Four kilometres south of Castelnaudary, in the village of Villeneuve-la-Comptal, Clément Ader flew his first glider in 1873. After his first flights he continued to develop flying machines, driven by the idea of powered flight. His first powered flying machine, l’Éole was built in 1886 as a bat-like design with 14 metre wingspan and powered by a four cylinder steam engine he had designed. The engine weighed only 60 kilograms and developed 15 kW to drive a four-blade propeller. The all-up weight of the aircraft was 300 kilograms. 

Clément Ader is known as the “Father of Aviation” as the first man to design, build and fly a powered aircraft. On 9 October 1890 he took off in l’Éole and flew for approximately 50 metres becoming the first heavier-than-air machine to take off under its own power. This was more than thirteen years before the Wright Brothers’ flight at Kitty Hawk, which most people in the USA still believe was the world’s first powered flight.

In August 1890 he was issued a patent by the French government for “… appareil ailé pour la navigation aerienne, dit: avion”, which translates to “winged device for air navigation, called: aircraft”. He coined the French word for aircraft: “avion”.

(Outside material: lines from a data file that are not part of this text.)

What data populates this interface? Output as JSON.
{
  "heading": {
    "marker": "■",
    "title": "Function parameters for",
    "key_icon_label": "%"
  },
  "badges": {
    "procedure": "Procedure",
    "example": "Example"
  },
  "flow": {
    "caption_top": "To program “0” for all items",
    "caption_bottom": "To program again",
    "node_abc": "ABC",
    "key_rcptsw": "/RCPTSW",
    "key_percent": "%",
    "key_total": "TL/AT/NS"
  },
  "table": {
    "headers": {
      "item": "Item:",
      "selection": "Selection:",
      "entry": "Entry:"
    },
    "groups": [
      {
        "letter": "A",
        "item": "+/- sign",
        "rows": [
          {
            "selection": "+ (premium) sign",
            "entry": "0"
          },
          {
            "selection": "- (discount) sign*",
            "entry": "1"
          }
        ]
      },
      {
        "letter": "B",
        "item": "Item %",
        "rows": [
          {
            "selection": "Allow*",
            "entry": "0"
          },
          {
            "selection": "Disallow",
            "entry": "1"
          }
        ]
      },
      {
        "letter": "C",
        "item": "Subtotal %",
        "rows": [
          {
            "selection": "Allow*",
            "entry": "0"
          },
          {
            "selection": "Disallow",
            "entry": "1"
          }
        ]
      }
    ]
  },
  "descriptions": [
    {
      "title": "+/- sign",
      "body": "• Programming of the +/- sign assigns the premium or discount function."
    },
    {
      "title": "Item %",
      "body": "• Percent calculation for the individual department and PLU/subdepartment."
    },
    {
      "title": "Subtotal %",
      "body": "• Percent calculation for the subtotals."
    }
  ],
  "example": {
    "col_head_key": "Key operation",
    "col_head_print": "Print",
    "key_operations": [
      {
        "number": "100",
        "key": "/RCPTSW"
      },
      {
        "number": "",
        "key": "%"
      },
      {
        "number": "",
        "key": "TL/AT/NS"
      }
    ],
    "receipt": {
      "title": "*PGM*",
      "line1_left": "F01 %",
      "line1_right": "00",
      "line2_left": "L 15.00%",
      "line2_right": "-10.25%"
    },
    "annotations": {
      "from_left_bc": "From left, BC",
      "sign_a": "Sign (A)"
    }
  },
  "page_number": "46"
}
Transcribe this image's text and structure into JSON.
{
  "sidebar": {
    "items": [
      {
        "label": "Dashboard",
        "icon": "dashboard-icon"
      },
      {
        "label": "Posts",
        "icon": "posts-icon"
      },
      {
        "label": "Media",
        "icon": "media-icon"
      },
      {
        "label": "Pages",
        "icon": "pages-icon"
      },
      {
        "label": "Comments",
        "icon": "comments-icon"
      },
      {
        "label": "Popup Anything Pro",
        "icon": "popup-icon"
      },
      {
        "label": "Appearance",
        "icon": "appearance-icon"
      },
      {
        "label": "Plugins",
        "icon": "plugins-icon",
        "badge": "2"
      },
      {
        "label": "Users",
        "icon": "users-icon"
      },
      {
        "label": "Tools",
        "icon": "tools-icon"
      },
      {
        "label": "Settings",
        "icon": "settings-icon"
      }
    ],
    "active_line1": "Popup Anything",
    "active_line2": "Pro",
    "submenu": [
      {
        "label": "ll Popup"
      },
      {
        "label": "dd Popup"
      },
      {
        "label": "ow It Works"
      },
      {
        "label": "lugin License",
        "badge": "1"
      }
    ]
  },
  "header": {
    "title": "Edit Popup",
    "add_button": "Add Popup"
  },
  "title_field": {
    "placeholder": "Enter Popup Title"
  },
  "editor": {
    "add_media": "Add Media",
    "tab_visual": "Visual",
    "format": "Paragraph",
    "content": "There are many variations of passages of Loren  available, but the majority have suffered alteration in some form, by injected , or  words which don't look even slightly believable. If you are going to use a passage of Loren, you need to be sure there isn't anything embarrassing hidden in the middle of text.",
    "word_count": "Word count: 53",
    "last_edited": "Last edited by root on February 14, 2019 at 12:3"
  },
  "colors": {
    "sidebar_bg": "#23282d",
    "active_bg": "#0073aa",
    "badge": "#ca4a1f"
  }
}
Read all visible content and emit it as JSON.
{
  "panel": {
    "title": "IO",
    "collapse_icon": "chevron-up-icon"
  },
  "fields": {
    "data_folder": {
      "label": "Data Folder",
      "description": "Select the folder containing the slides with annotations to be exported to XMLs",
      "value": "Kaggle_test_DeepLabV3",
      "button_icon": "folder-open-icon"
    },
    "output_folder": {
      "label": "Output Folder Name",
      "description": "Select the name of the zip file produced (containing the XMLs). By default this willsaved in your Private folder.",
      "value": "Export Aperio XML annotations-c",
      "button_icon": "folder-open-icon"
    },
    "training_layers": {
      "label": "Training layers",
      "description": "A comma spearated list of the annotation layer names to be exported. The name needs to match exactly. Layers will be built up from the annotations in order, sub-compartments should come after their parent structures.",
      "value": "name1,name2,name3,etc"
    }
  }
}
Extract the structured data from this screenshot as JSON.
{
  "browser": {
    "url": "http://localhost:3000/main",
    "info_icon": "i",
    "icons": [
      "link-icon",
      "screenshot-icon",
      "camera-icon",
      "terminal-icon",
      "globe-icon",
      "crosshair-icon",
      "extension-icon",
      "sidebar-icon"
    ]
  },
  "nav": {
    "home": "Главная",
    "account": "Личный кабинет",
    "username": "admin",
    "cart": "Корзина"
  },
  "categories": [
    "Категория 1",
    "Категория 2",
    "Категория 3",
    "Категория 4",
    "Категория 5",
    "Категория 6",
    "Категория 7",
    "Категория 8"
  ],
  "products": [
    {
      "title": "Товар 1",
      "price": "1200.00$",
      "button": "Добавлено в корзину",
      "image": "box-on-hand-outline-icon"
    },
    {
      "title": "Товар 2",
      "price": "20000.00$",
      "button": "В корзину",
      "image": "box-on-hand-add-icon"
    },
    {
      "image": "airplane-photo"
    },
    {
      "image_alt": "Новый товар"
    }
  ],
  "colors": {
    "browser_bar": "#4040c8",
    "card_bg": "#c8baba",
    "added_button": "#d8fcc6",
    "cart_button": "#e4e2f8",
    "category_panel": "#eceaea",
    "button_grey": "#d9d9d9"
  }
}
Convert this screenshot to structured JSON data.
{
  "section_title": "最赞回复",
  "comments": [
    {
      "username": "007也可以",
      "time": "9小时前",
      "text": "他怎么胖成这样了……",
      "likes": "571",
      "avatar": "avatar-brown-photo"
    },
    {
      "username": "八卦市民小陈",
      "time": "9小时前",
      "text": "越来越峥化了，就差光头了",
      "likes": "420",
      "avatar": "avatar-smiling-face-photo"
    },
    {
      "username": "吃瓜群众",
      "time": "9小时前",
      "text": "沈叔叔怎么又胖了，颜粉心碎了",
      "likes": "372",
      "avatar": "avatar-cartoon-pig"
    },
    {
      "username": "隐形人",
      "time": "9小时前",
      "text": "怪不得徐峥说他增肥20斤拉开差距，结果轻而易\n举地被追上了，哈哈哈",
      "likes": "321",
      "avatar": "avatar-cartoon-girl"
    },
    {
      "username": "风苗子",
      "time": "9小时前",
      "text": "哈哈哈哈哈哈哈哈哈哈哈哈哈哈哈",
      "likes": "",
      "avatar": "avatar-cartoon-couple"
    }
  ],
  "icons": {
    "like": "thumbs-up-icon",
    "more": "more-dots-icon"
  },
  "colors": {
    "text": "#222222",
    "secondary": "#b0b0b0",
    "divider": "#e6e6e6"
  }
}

He continued to refine his designs and in 1897 he had built his third aircraft, Avion III, a twin-propeller machine which is shown flying in this old photo. His designs lacked controls, so the flights were rather erratic. 

Clément Ader’s Avion III is now on display in Musée des Arts et Métiers in Paris. 

The first controlled heavier-than-air flight was made in Fairfield, USA in August 1901 by Gustav Weißkopf (Whitehead), a German immigrant, in his Monoplane Number 21. This was twenty-eight months before the touted Wright Brother’s flight.

We enjoyed our days in Castlenaudary, wandering the main streets and back lanes, enjoying the mix of old and new. Castlenaudary is famous for its cassoulet, white beans with pork, fat and sometimes duck confit, baked in a deep earthenware dish called a cassole. However; having grown up eating the poor people’s food of baked beans and pork, we could not get our minds around it as a dining treat, so we passed.

On Monday, after a visit to the weekly market in Place de la Republic, we unplugged our shore power, slipped our lines and continued up canal.